【ペントミック】(ぺんとみっく)

Pentomic.
冷戦期の1950年代、アメリカ陸軍で構想された歩兵師団の編制。
正式には「ROCID再編成型歩兵師団」という。
言葉の語源は「5つ」または「5番目」を意味する"Penta"と「原子力」を表す"Atomic"の合成である。

この当時、戦術核兵器の実用化によって陸上戦闘でも核兵器が使用されるケースが想定されるようになっていた。
その想定で研究が進められた結果、従来の歩兵師団の編制では戦闘中に核攻撃を受けると一発で壊滅する恐れがあることがわかり、それに見合った編制が求められることになった。

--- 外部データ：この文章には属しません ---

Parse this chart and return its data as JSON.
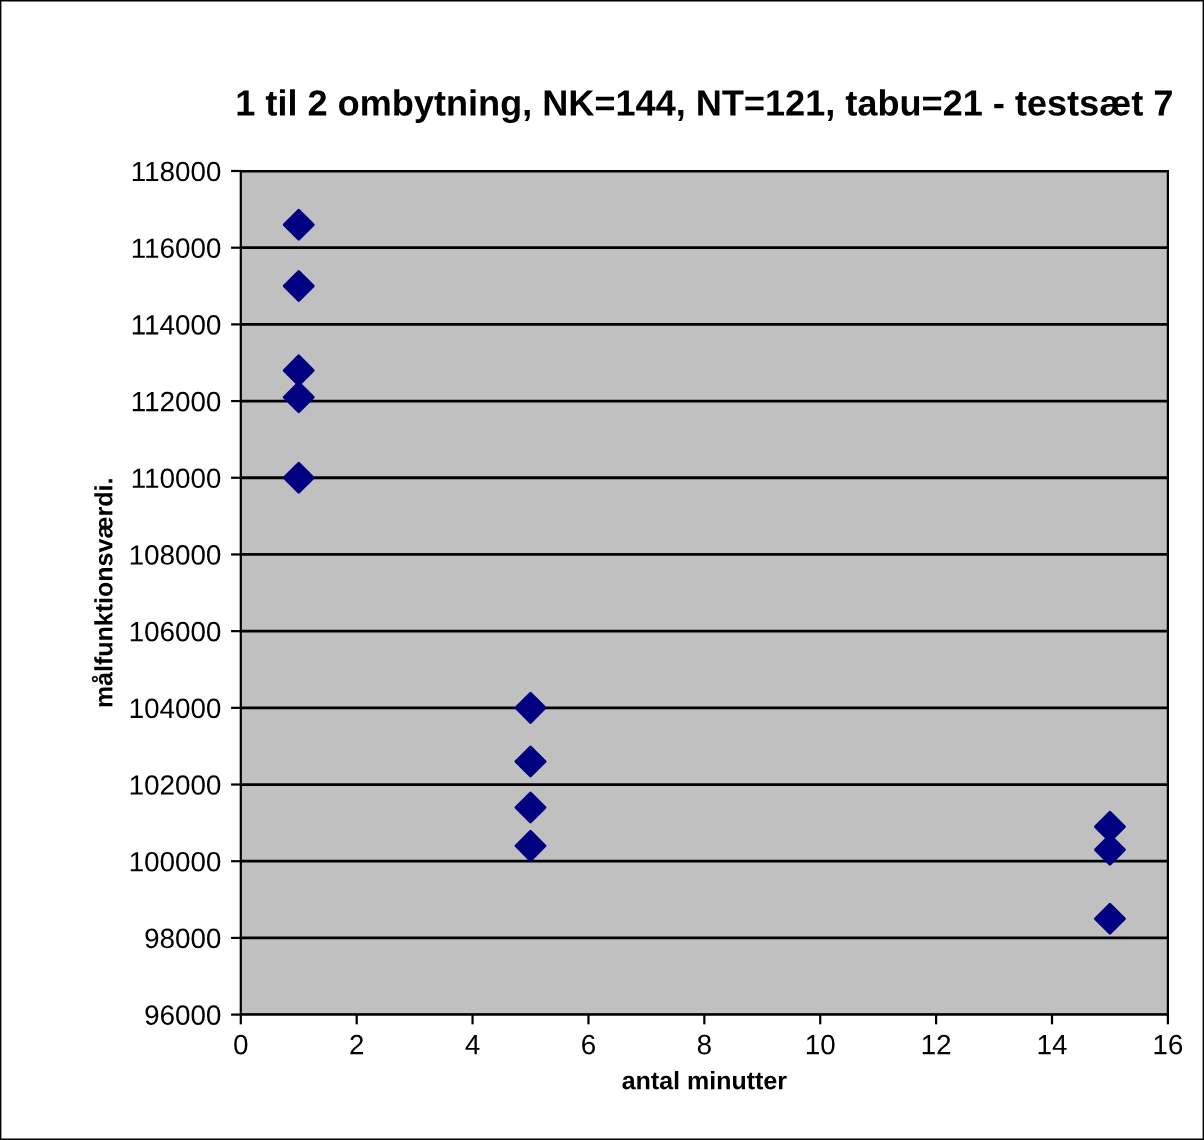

この編制では、従来の歩兵師団の編制のうち、隷下にある各歩兵連隊の
「連隊−大隊−中隊−小隊−分隊」
という基本編制を分解して
「連隊−中隊−小隊−分隊」
とし(大隊編成を廃止)、さらに連隊自身も5個連隊戦闘群に再編された。
各連隊戦闘群は5個小銃中隊及び1個戦闘支援中隊(迫撃砲装備)からなり、この戦闘群一つ一つに支援部隊(戦車隊や砲兵・工兵・航空隊・兵站など)を配分して自立的に行動できるようにし、広大な範囲に被害を与える核兵器に対する対応力を高めることを狙っていた。

しかし、実際に運用をしてみると種々の問題点が指摘された。

  • 第二次世界大戦朝鮮戦争などで実戦を経験した幹部が少なくなっていたため、新編制での訓練への対応が問題となった。
  • 「大隊」の単位がなくなったため、連隊司令部が直接中隊を統制することになり、負担がさらに増大した。
  • 当初、「連隊」組織も解体されることが検討されていたため、将兵の士気に与える影響が無視できなかった。

…などなど。

このため、1960年には早くも編制の見直しが検討され、1963年には「ROAD(Reorganization of the Army Division)師団」という新たな編制が作られ、アメリカ軍からは姿を消すことになった。


米陸軍では早々と見捨てられたこの編制であるが、フランス陸軍やオーストラリア陸軍、日本の陸上自衛隊においてはこれをモデルとした師団編制が採用され、フランスや日本では現在でもこの編制をモデルとした師団編制を採用している。